# Good immigration lawyer in Mexico City?



## dannymanny (Feb 5, 2013)

Hello forum this is my first post. Can anyone recommend me a good immigration lawyer here in Mexico City. Any information as far as how much they charge and how long they take to get me a visa would be appreciated.


----------



## dannymanny (Feb 5, 2013)

If anyone has any information please PM me or let me know here. Thanks


----------



## elizabethberger (Feb 4, 2013)

Let me know please one of my friend is looking for it


----------



## joaquinx (Jul 3, 2010)

Danny,have you asked the agents at INM if you can get a visa without needing a lawyer? It could be as simple as asking.


----------



## TundraGreen (Jul 15, 2010)

joaquinx said:


> Danny,have you asked the agents at INM if you can get a visa without needing a lawyer? It could be as simple as asking.


That was my reaction also. Depending on the circumstances, getting a visa can be simple to do directly yourself, maybe easier than finding someone competent to do it for you.


----------



## Isla Verde (Oct 19, 2011)

I can recommend the lawyer I used when I initially applied for my FM3 in 2008. However, I won't be able to send dannymanny a PM with the information till he has sent five posts.


----------



## Longford (May 25, 2012)

For many people, particularly first-timers, newbies, receiving the advice of an attorney experienced in immigration matters is the intelligent course of action.

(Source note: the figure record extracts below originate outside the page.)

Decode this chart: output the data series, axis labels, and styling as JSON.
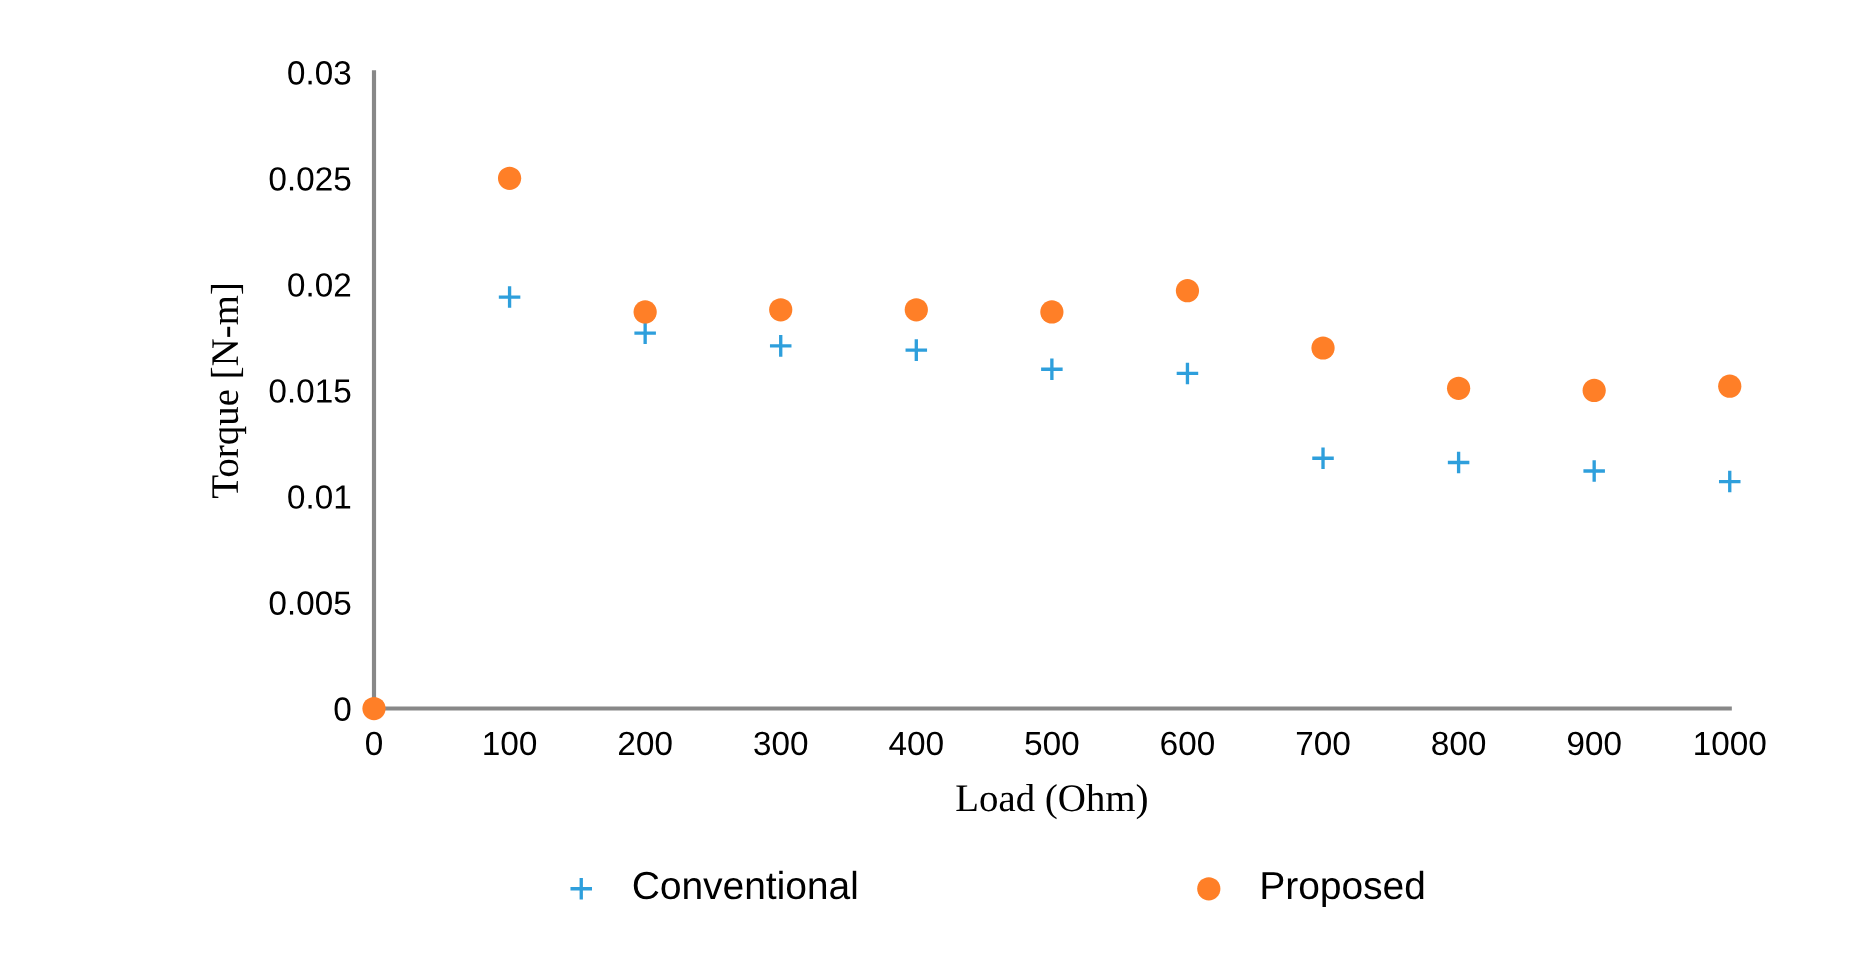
{
  "chart_data": {
    "type": "scatter",
    "xlabel": "Load (Ohm)",
    "ylabel": "Torque [N-m]",
    "x": [
      0,
      100,
      200,
      300,
      400,
      500,
      600,
      700,
      800,
      900,
      1000
    ],
    "series": [
      {
        "name": "Conventional",
        "color": "#2e9fdc",
        "marker": "cross",
        "values": [
          null,
          0.0194,
          0.0177,
          0.0171,
          0.0169,
          0.016,
          0.0158,
          0.0118,
          0.0116,
          0.0112,
          0.0107
        ]
      },
      {
        "name": "Proposed",
        "color": "#ff7f27",
        "marker": "circle",
        "values": [
          0,
          0.025,
          0.0187,
          0.0188,
          0.0188,
          0.0187,
          0.0197,
          0.017,
          0.0151,
          0.015,
          0.0152
        ]
      }
    ],
    "xlim": [
      0,
      1000
    ],
    "xticks": [
      0,
      100,
      200,
      300,
      400,
      500,
      600,
      700,
      800,
      900,
      1000
    ],
    "ylim": [
      0,
      0.03
    ],
    "yticks": [
      0,
      0.005,
      0.01,
      0.015,
      0.02,
      0.025,
      0.03
    ],
    "grid": false,
    "legend": "bottom"
  }
}
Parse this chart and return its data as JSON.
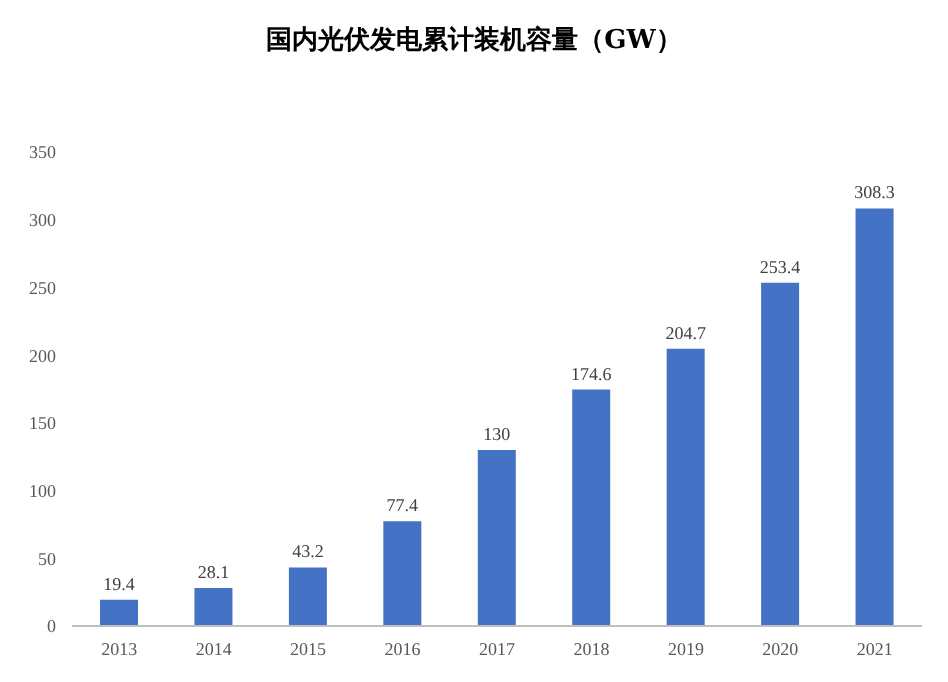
{
  "chart_data": {
    "type": "bar",
    "title": "国内光伏发电累计装机容量（GW）",
    "categories": [
      "2013",
      "2014",
      "2015",
      "2016",
      "2017",
      "2018",
      "2019",
      "2020",
      "2021"
    ],
    "values": [
      19.4,
      28.1,
      43.2,
      77.4,
      130,
      174.6,
      204.7,
      253.4,
      308.3
    ],
    "color": "#4472c4",
    "ylim": [
      0,
      350
    ],
    "yticks": [
      0,
      50,
      100,
      150,
      200,
      250,
      300,
      350
    ],
    "grid": false,
    "data_labels": true,
    "legend": false
  }
}
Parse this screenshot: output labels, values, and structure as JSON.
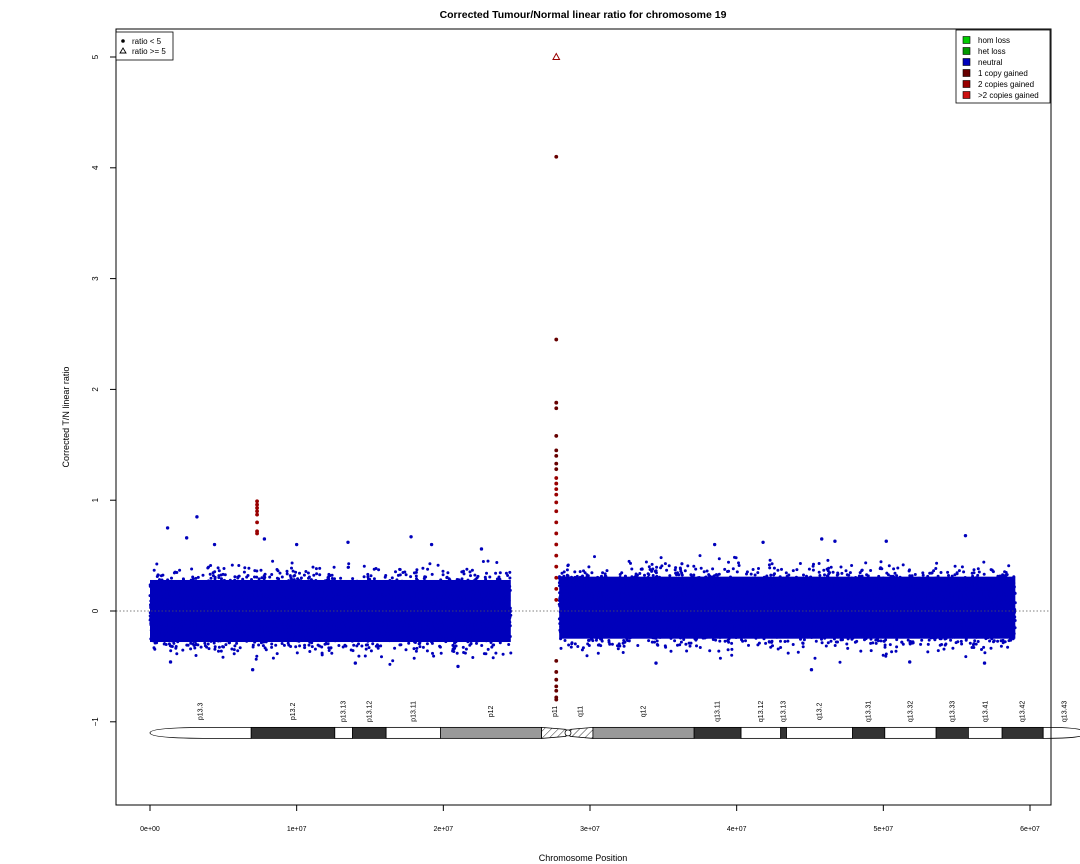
{
  "chart_data": {
    "type": "scatter",
    "title": "Corrected Tumour/Normal linear ratio for chromosome  19",
    "xlabel": "Chromosome Position",
    "ylabel": "Corrected T/N linear ratio",
    "xlim": [
      -1500000,
      61500000
    ],
    "ylim": [
      -1.75,
      5.25
    ],
    "x_ticks": [
      0,
      10000000,
      20000000,
      30000000,
      40000000,
      50000000,
      60000000
    ],
    "x_tick_labels": [
      "0e+00",
      "1e+07",
      "2e+07",
      "3e+07",
      "4e+07",
      "5e+07",
      "6e+07"
    ],
    "y_ticks": [
      -1,
      0,
      1,
      2,
      3,
      4,
      5
    ],
    "y_tick_labels": [
      "−1",
      "0",
      "1",
      "2",
      "3",
      "4",
      "5"
    ],
    "reference_line_y": 0,
    "shape_legend": {
      "placement": "top-left",
      "entries": [
        {
          "label": "ratio < 5",
          "symbol": "dot"
        },
        {
          "label": "ratio >= 5",
          "symbol": "triangle"
        }
      ]
    },
    "color_legend": {
      "placement": "top-right",
      "entries": [
        {
          "label": "hom loss",
          "color": "#00cc00"
        },
        {
          "label": "het loss",
          "color": "#009900"
        },
        {
          "label": "neutral",
          "color": "#0000bb"
        },
        {
          "label": "1 copy gained",
          "color": "#660000"
        },
        {
          "label": "2 copies gained",
          "color": "#990000"
        },
        {
          "label": ">2 copies gained",
          "color": "#cc1111"
        }
      ]
    },
    "series": [
      {
        "status": "neutral",
        "color": "#0000bb",
        "regions": [
          {
            "x_range": [
              0,
              24600000
            ],
            "y_center": 0.0,
            "y_spread": 0.28
          },
          {
            "x_range": [
              27900000,
              59000000
            ],
            "y_center": 0.03,
            "y_spread": 0.28
          }
        ],
        "outliers": [
          {
            "x": 1200000,
            "y": 0.75
          },
          {
            "x": 3200000,
            "y": 0.85
          },
          {
            "x": 2500000,
            "y": 0.66
          },
          {
            "x": 4400000,
            "y": 0.6
          },
          {
            "x": 7800000,
            "y": 0.65
          },
          {
            "x": 10000000,
            "y": 0.6
          },
          {
            "x": 13500000,
            "y": 0.62
          },
          {
            "x": 17800000,
            "y": 0.67
          },
          {
            "x": 19200000,
            "y": 0.6
          },
          {
            "x": 22600000,
            "y": 0.56
          },
          {
            "x": 38500000,
            "y": 0.6
          },
          {
            "x": 41800000,
            "y": 0.62
          },
          {
            "x": 45800000,
            "y": 0.65
          },
          {
            "x": 46700000,
            "y": 0.63
          },
          {
            "x": 50200000,
            "y": 0.63
          },
          {
            "x": 55600000,
            "y": 0.68
          },
          {
            "x": 1400000,
            "y": -0.46
          },
          {
            "x": 7000000,
            "y": -0.53
          },
          {
            "x": 14000000,
            "y": -0.47
          },
          {
            "x": 21000000,
            "y": -0.5
          },
          {
            "x": 34500000,
            "y": -0.47
          },
          {
            "x": 45100000,
            "y": -0.53
          },
          {
            "x": 51800000,
            "y": -0.46
          },
          {
            "x": 56900000,
            "y": -0.47
          }
        ]
      },
      {
        "status": "2 copies gained",
        "color": "#990000",
        "points": [
          {
            "x": 7300000,
            "y": 0.99
          },
          {
            "x": 7300000,
            "y": 0.96
          },
          {
            "x": 7300000,
            "y": 0.93
          },
          {
            "x": 7300000,
            "y": 0.9
          },
          {
            "x": 7300000,
            "y": 0.87
          },
          {
            "x": 7300000,
            "y": 0.8
          },
          {
            "x": 7300000,
            "y": 0.72
          },
          {
            "x": 7300000,
            "y": 0.7
          },
          {
            "x": 27700000,
            "y": 1.2
          },
          {
            "x": 27700000,
            "y": 1.15
          },
          {
            "x": 27700000,
            "y": 1.1
          },
          {
            "x": 27700000,
            "y": 1.05
          },
          {
            "x": 27700000,
            "y": 0.98
          },
          {
            "x": 27700000,
            "y": 0.9
          },
          {
            "x": 27700000,
            "y": 0.8
          },
          {
            "x": 27700000,
            "y": 0.7
          },
          {
            "x": 27700000,
            "y": 0.6
          },
          {
            "x": 27700000,
            "y": 0.5
          },
          {
            "x": 27700000,
            "y": 0.4
          },
          {
            "x": 27700000,
            "y": 0.3
          },
          {
            "x": 27700000,
            "y": 0.2
          },
          {
            "x": 27700000,
            "y": 0.1
          }
        ]
      },
      {
        "status": "1 copy gained",
        "color": "#660000",
        "points": [
          {
            "x": 27700000,
            "y": 4.1
          },
          {
            "x": 27700000,
            "y": 2.45
          },
          {
            "x": 27700000,
            "y": 1.88
          },
          {
            "x": 27700000,
            "y": 1.83
          },
          {
            "x": 27700000,
            "y": 1.58
          },
          {
            "x": 27700000,
            "y": 1.45
          },
          {
            "x": 27700000,
            "y": 1.4
          },
          {
            "x": 27700000,
            "y": 1.33
          },
          {
            "x": 27700000,
            "y": 1.28
          },
          {
            "x": 27700000,
            "y": -0.45
          },
          {
            "x": 27700000,
            "y": -0.55
          },
          {
            "x": 27700000,
            "y": -0.62
          },
          {
            "x": 27700000,
            "y": -0.68
          },
          {
            "x": 27700000,
            "y": -0.72
          },
          {
            "x": 27700000,
            "y": -0.78
          },
          {
            "x": 27700000,
            "y": -0.8
          }
        ]
      },
      {
        "status": "1 copy gained",
        "shape": "triangle",
        "color": "#990000",
        "points": [
          {
            "x": 27700000,
            "y": 5.0
          }
        ]
      }
    ],
    "ideogram": {
      "y": -1.1,
      "centromere_x": 28500000,
      "bands": [
        {
          "name": "p13.3",
          "start": 0,
          "end": 6900000,
          "stain": "gneg"
        },
        {
          "name": "p13.2",
          "start": 6900000,
          "end": 12600000,
          "stain": "gpos75"
        },
        {
          "name": "p13.13",
          "start": 12600000,
          "end": 13800000,
          "stain": "gneg"
        },
        {
          "name": "p13.12",
          "start": 13800000,
          "end": 16100000,
          "stain": "gpos75"
        },
        {
          "name": "p13.11",
          "start": 16100000,
          "end": 19800000,
          "stain": "gneg"
        },
        {
          "name": "p12",
          "start": 19800000,
          "end": 26700000,
          "stain": "gvar"
        },
        {
          "name": "p11",
          "start": 26700000,
          "end": 28500000,
          "stain": "acen"
        },
        {
          "name": "q11",
          "start": 28500000,
          "end": 30200000,
          "stain": "acen"
        },
        {
          "name": "q12",
          "start": 30200000,
          "end": 37100000,
          "stain": "gvar"
        },
        {
          "name": "q13.11",
          "start": 37100000,
          "end": 40300000,
          "stain": "gpos75"
        },
        {
          "name": "q13.12",
          "start": 40300000,
          "end": 43000000,
          "stain": "gneg"
        },
        {
          "name": "q13.13",
          "start": 43000000,
          "end": 43400000,
          "stain": "gpos75"
        },
        {
          "name": "q13.2",
          "start": 43400000,
          "end": 47900000,
          "stain": "gneg"
        },
        {
          "name": "q13.31",
          "start": 47900000,
          "end": 50100000,
          "stain": "gpos75"
        },
        {
          "name": "q13.32",
          "start": 50100000,
          "end": 53600000,
          "stain": "gneg"
        },
        {
          "name": "q13.33",
          "start": 53600000,
          "end": 55800000,
          "stain": "gpos75"
        },
        {
          "name": "q13.41",
          "start": 55800000,
          "end": 58100000,
          "stain": "gneg"
        },
        {
          "name": "q13.42",
          "start": 58100000,
          "end": 60900000,
          "stain": "gpos75"
        },
        {
          "name": "q13.43",
          "start": 60900000,
          "end": 63800000,
          "stain": "gneg"
        }
      ]
    }
  }
}
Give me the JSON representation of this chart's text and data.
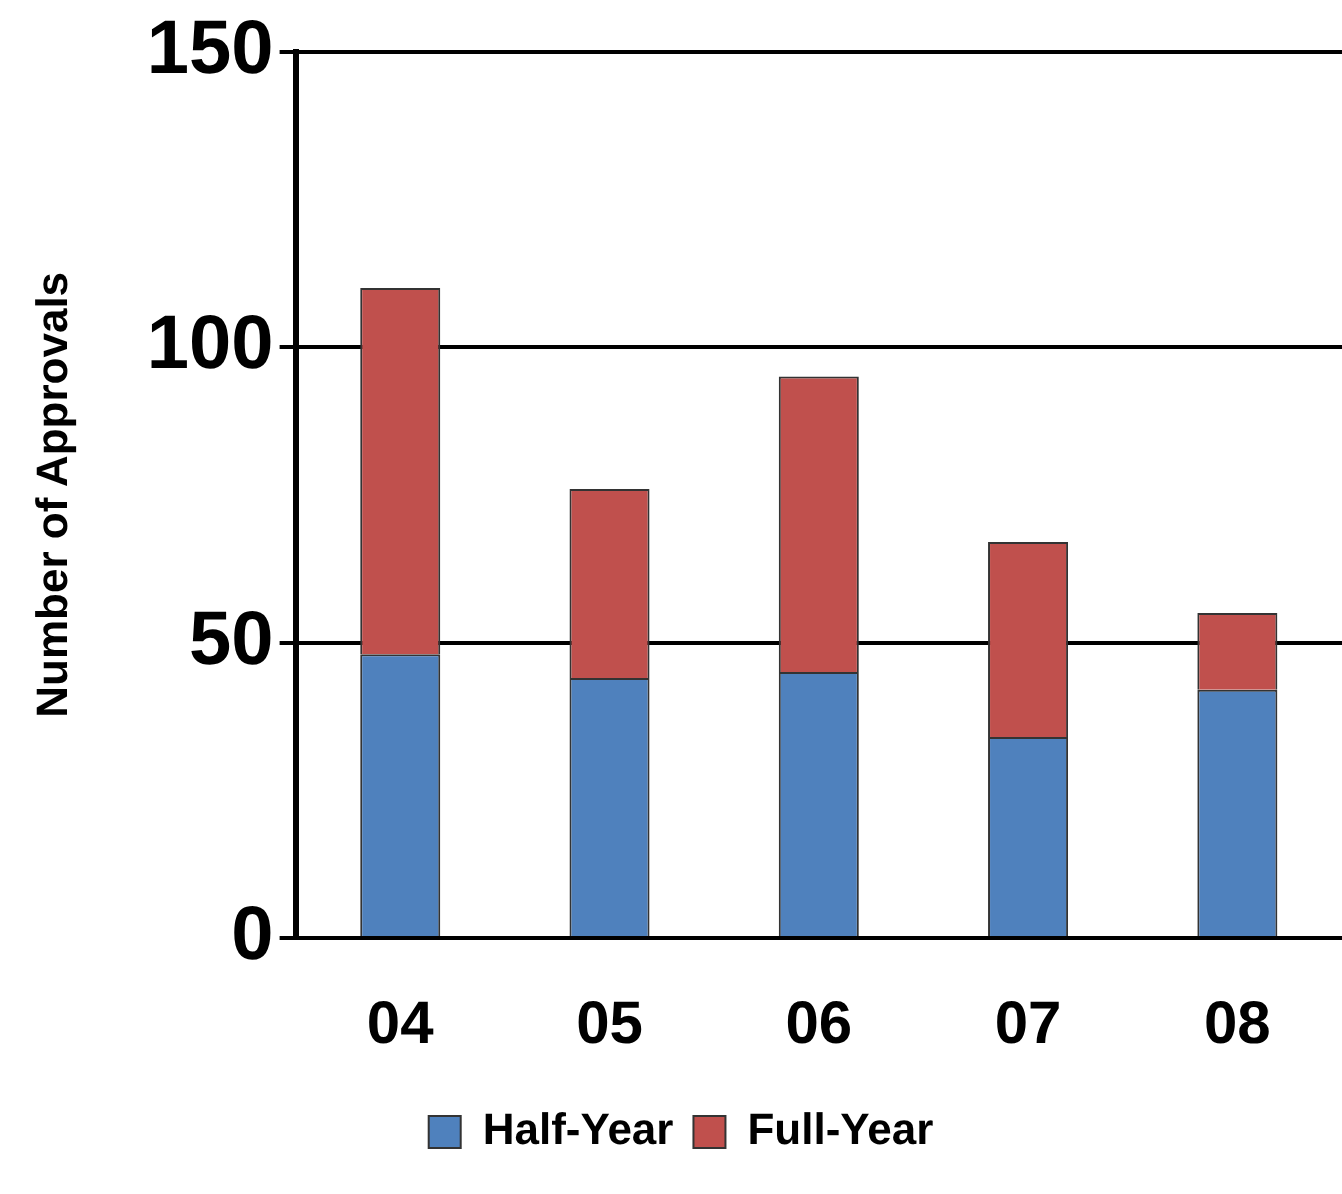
{
  "chart_data": {
    "type": "bar",
    "stacked": true,
    "ylabel": "Number of Approvals",
    "categories": [
      "04",
      "05",
      "06",
      "07",
      "08"
    ],
    "series": [
      {
        "name": "Half-Year",
        "color": "#4f81bd",
        "values": [
          48,
          44,
          45,
          34,
          42
        ]
      },
      {
        "name": "Full-Year",
        "color": "#c0504d",
        "values": [
          62,
          32,
          50,
          33,
          13
        ]
      }
    ],
    "ylim": [
      0,
      150
    ],
    "yticks": [
      0,
      50,
      100,
      150
    ],
    "grid": "y",
    "legend": "bottom"
  }
}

A situation presented by one of us isn't always the same as someone standing behind in the line, so to speak. Given the inconsistencies in commentary appering on the www regarding the new and, to many, confusing revised immigration regulations ... I would probably prefer to place my confidence in an attorney the first time around. The challenge is, as always, finding a good person for that advice in the community being asked about. It's been a long time since my first interaction with INM and my use of an attorney in the D.F. and if I can find her contact information I'll pass it along. The U.S. Consulate in Mexico City does provide a list of attorneys with which it has had successful relationships, or that are known to the staff there and who the office refers people and you can read that list when you click on the following link:

List of Lawyers | Embassy of the United States Mexico City, Mexico


----------



## joaquinx (Jul 3, 2010)

Longford said:


> For many people, particularly first-timers, newbies, receiving the advice of an attorney experienced in immigration matters is the intelligent course of action.


Yet, newbies must now start their visa in the country of last residence. How would an attorney help a person with a FMM get a No Inmigrante/Residencia Temporal today?


----------



## Isla Verde (Oct 19, 2011)

joaquinx said:


> Yet, newbies must now start their visa in the country of last residence. How would an attorney help a person with a FMM get a No Inmigrante/Residencia Temporal today?


That's a good question, perhaps one that only a good immigration lawyer could answer!


----------



## joaquinx (Jul 3, 2010)

Isla Verde said:


> That's a good question, perhaps one that only a good immigration lawyer could answer!


Or the good people at INM.


----------



## Isla Verde (Oct 19, 2011)

joaquinx said:


> Or the good people at INM.


With the lawyer I used, the first consultation was free. As far as asking the INM people for advice, how useful that can be depends on how good the expat's Spanish is and how atypical his or her situation.


----------



## dannymanny (Feb 5, 2013)

Thanks Longford, the list of lawyers is helpful. I will try giving one of them a call tomorrow.


----------